As a best practice, it is recommended that you create separate subclients to backup data that undergo frequent changes.
For example, if the EXAMPLE and USERS dbspaces undergo frequent changes, you can create a separate subclient for each tablespace.
Example:
• User-defined subclient: Test1
Content: EXAMPLE
• User-defined subclient: Test2
Content: USERS
It is recommended that you create a separate user-defined subclient for the log files on the client.
Distributing the client data using subclients as recommended above, can help improve backup performance by organizing the workload on the client into logical groupings.
As a best practice, it is recommended that you add only a few small databases to each subclient and add larger databases into separate subclients. On a restart condition, the system will back up all databases in the subclient from the beginning. For this reason, you would not want a large database that has completed its backup successfully to be backed up again only because a smaller one has caused a restart to occur.
We recommend that you do not re-configure the content of a default subclient because this would disable its capability to serve as a catch-all entity for client data. As a result, some data will not get backed up or scanned.
If you change a storage policy for a default subclient, and want to restore to a point in time prior to the change (i.e., restore from previous storage policy), perform a Full backup of the database as soon as possible. Data from the old storage policy will not be considered as the most recent cycle and when it exceeds its retention period, and hence will be pruned.

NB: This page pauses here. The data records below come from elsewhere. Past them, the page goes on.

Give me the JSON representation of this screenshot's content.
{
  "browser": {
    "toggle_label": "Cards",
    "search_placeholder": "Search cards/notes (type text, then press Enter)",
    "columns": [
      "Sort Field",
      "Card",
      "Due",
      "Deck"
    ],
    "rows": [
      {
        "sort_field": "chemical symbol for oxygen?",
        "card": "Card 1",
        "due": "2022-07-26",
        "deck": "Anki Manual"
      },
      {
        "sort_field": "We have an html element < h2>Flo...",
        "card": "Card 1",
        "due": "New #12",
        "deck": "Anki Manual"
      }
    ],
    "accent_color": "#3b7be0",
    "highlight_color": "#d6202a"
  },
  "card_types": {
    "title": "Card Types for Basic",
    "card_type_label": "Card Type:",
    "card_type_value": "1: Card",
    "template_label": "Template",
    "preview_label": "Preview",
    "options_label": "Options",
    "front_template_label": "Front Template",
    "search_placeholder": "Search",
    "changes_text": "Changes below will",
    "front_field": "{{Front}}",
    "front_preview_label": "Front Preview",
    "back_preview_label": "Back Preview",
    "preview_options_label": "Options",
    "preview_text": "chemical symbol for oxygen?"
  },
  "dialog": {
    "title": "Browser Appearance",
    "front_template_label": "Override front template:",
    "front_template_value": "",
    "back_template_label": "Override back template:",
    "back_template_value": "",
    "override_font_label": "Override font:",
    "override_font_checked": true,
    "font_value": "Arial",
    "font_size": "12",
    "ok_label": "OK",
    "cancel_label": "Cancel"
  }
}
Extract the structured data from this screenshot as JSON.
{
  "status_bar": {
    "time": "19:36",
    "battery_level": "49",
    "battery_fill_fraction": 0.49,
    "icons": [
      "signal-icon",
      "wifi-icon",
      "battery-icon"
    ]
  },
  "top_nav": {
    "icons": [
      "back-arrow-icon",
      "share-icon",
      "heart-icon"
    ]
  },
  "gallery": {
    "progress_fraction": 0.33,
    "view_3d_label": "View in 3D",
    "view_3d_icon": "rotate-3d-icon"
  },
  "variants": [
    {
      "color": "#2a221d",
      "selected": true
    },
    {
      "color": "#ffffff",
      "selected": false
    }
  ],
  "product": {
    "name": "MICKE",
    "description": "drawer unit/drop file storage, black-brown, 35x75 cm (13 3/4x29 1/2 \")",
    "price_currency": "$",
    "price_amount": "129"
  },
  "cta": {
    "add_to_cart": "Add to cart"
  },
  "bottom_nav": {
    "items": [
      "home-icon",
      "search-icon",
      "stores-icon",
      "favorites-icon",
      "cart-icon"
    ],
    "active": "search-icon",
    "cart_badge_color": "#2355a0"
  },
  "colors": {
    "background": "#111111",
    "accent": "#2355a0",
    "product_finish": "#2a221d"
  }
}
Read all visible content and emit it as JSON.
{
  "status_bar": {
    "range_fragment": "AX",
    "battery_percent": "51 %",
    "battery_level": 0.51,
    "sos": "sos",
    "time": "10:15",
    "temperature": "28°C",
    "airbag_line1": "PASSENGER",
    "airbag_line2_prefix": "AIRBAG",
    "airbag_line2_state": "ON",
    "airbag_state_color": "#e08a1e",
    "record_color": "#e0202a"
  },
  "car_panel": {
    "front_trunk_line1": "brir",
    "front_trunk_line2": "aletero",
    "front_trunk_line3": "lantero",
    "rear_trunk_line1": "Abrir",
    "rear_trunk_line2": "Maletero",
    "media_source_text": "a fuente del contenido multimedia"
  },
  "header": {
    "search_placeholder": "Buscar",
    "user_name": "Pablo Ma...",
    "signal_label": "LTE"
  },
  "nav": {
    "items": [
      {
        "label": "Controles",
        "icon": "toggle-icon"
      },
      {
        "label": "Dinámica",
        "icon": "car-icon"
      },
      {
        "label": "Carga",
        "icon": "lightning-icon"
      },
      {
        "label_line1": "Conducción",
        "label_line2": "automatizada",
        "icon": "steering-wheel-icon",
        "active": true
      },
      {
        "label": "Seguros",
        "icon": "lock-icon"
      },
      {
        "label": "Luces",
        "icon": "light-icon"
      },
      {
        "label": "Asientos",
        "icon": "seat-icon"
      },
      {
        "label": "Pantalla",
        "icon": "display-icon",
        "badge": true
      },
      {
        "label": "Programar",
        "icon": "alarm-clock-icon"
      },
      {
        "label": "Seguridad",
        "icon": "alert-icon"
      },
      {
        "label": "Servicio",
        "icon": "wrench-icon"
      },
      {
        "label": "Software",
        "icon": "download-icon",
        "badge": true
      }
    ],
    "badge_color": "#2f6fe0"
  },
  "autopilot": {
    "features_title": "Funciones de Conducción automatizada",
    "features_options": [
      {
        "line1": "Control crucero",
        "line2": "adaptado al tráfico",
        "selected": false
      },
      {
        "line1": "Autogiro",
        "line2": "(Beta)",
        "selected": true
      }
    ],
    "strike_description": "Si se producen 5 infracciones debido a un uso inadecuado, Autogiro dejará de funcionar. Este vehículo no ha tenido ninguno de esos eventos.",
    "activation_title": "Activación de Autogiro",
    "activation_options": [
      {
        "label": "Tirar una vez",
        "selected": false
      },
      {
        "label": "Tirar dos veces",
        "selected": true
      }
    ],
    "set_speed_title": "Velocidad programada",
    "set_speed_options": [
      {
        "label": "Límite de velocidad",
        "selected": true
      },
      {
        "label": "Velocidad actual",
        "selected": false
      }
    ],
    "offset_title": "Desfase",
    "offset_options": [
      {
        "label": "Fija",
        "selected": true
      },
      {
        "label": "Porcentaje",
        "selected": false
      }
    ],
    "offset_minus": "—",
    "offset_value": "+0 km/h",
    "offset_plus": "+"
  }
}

You can use the dbBlockSize registry key to improve the performance of your backup and restores. The Sybase device blocksize parameter specifies the number of bytes per I/O operation for a dump device. By default, the block size is not specified in the dump command and will use the Sybase server's default block size. Use dbBlockSize registry key to override the default block size for a particular dump device. The block size must be at least one database page (2048 bytes) and must be an exact multiple of the database page size. For optimal performance, specify the blocksize as a power of 2. Example: 8192 (8k), 16384 (16k), or 32768 (32k).
Use the following configuration for Sybase iDataAgent to obtain a better deduplication performance.
The Sybase device blocksize parameter specifies the number of bytes per I/O operation for a dump device. By default, the block size is not specified in the dump command and will use the Sybase server's default block size. Use dbBlockSize registry key to override the default block size for a particular dump device. The block size must be at least one database page (2048 bytes) and must be an exact multiple of the database page size. For optimal performance, specify the blocksize as a power of 2. Example: 8192 (8k), 16384 (16k), or 32768 (32k).
Turn off deduplication compression from subclient and storage policy copy level. See Setting Up Data Compression for step-by-step instructions.
Use Non-deduplicated Storage Policy with Compression set as ON to backup the Sybase Logs (Incremental backup).